Angkor
Wat: Statues: Roots and Stones…
(from
‘Aesthetics of Ruins’ book project)
Statues/faces
: in the context of ruins, of the ruins or remains of statues, this, in effect,
means the phenomenology of the ‘half worn out’, of the ‘face’ as ‘effaced’… as
uncanny in its presence; as (both…) there and not there… So now present (in our
present) as …‘semi-present’… Offering an aesthetic of past-ness reinforced,
(both) ‘there and gone’… exactly so: ‘gone’ as the present endpoint of a
contiguous chain of history, of entropy, of ‘wear and tear’ and as a perceptual
experience paralleling (resemblance) the semi-presence of the past in the mind
as memory (together with its projection as future) a ’semi-presence’ as
exemplified or actualised in the aesthetics of black
and white photography – along with other ‘orders of priority’ incarnated in
degrees of presence in the world of the image (as ordered by plane, centre/margin, inner frame, and cultural preference, by
left/right position and implied motion horizontally as narrative and on the
diagonal/orthogonal as power or hierarchy). Therefore we have the opening of
the perceived image to the imagination (as with the past’s relation to its use
in imagining things - including the future…) as the image we see becomes ‘read’
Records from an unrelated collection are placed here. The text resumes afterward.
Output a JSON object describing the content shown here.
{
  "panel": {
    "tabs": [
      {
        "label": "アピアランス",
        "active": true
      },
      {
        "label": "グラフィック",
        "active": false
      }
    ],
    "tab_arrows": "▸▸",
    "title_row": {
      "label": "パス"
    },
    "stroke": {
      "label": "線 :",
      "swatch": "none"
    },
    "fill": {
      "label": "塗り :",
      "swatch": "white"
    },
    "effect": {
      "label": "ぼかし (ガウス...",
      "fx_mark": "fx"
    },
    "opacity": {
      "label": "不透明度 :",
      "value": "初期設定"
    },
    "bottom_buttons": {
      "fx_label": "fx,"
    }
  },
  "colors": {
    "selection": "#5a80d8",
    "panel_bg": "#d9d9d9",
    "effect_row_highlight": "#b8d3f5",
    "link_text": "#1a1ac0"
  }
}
according to the viewer experience of visual culture (always culturally
specific and according to art history as experienced…). So uniting together the
perceived as ‘old’ (point of origin back in a distant historical epoch) or as
‘past’ as in the accumulation of cause and effect as ‘wear and tear’ as a de-presencing, a ‘de-forming’ of the original with the labour of entropy, together with our sense of memory as
semi-present as compared to the presence of the perceived - a semi-present
resemblance to what once was… (a resemblance measured
and described in words, in the part/whole relations of language). Both old in
matter and old in mind… in the object as in the subject; and with the object
point of view in tandem with the subject point of view (the diremption
oscillation as the process of the self) as our situating ourselves in relation
to the object, here the ruin, or the ruin of a body, the ruin of a face, in our
imagination – as self as other, as imagined from the object point of view, is
augmented by the sense of the object as other, generalized into ‘the Object as
Other’, as if we were to ‘re-experience’ the return of our Animist pre-history
and the history of the Sublime… These former as all part of, all making up, the
object point of view nexus (think ‘genius loci’ and that implacable mountain
‘face’…). All part of our personal history as constituted by the object point
of view (our self-consciousness), with its implication of the object as other
(as that which perceives us…). In this way the diremption
plays a key role in our emotive bond with our environment - plays a key role in
our aesthetic experience…
The
‘uncanniness’ then of the statue or the sculpted face (in three dimensions as
in ‘the real thing’, so an effect over and beyond that of the two dimensional
portrait – or perhaps the later partakes of another, different kind of
eeriness…) this effect of marked-ness, or displacement, is, I am strongly
suggesting, due in part to the parallels drawn, the resemblance found, with the
diremption as the constituter of human (self)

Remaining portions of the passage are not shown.